Por unanimidad, el pleno de la Cámara de Senadores modificó la minuta que expide la Ley de Juicio Político y Declaración de Procedencia, previamente aprobada por la Cámara de Diputados, y devolvió el decreto para una nueva revisión.

En casi ocho días de negociaciones, el diferendo principal entre Morena y la oposición, cuyos representantes habían advertido que de no modificarse la minuta acudirían a la Suprema Corte de Justicia de la Nación (SCJN) a presentar una controversia constitucional contra la nueva ley, se centró en la redacción del artículo 35.

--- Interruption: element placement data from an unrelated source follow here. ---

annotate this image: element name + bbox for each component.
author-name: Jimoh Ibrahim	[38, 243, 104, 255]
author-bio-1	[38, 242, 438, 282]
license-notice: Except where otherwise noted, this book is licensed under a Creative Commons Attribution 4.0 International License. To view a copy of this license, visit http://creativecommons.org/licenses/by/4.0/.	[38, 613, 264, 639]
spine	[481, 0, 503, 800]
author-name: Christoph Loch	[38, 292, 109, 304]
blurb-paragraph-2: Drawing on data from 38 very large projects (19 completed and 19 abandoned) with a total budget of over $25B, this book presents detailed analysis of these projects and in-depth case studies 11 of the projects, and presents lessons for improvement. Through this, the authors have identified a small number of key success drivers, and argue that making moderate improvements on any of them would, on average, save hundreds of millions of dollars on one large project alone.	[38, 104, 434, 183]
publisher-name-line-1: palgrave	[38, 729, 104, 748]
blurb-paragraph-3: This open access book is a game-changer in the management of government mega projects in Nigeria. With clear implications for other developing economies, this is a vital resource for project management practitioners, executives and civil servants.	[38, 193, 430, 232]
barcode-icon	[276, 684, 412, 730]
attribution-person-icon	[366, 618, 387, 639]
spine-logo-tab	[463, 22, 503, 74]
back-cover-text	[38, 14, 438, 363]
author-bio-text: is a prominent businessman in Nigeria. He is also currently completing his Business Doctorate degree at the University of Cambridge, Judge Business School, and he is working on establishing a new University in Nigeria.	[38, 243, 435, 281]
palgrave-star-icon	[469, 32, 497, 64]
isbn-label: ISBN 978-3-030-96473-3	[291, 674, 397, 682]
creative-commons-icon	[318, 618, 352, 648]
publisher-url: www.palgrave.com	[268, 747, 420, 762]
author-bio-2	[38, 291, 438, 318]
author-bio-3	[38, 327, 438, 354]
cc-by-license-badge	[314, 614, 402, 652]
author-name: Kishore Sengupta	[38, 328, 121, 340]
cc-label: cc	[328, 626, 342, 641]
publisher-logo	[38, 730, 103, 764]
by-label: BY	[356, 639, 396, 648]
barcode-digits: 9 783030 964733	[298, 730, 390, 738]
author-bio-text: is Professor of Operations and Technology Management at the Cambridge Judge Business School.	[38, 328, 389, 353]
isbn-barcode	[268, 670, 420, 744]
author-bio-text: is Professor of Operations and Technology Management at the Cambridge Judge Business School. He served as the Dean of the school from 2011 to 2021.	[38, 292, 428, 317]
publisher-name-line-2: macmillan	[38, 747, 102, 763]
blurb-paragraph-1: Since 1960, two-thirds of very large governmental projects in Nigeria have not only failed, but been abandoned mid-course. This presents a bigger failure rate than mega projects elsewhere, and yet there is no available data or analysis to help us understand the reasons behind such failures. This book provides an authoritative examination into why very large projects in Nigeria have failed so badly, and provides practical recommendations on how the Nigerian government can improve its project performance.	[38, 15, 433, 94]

“Por lo que respecta a las personas titulares del poder Ejecutivo de las entidades federativas, las diputadas o los diputados de las legislaturas locales, las magistradas o los magistrados de los Tribunales Superiores de Justicia locales, en su caso, los miembros de los Consejos de las Judicaturas Locales, así como los miembros de los organismos a los que las constituciones locales otorguen autonomía, a quienes se les hubiere atribuido la posible comisión de delitos federales, la declaración de procedencia que al efecto dicte la Cámara de Diputados se remitirá a la Legislatura local respectiva, para que en ejercicio de sus atribuciones proceda como corresponda en estricta observancia de lo decretado en definitiva por la Cámara de Diputados del Congreso General de los Estados Unidos Mexicanos erigida en Jurado de Procedencia y, en su caso, publique y comunique tal resolución para el efecto de que las autoridades locales o federales correspondientes actúen en consecuencia”, citaba la minuta, que no gustó a la oposición.

El acuerdo consistió, finalmente, en establecer que lo decretado al respecto por la Cámara baja, “se comunicará a la Legislatura local respectiva, para que en ejercicio de sus atribuciones proceda como corresponda”.

Pactados los cambios a la minuta, el pleno cameral aprobó el decreto sometido a discusión por 106 votos.

Si los diputados federales se allanan a los cambios acordados por los senadores remitirán de inmediato el decreto al Ejecutivo federal para su eventual promulgación; en caso contrario, la minuta sería devuelta a la Cámara alta para continuar el proceso legislativo.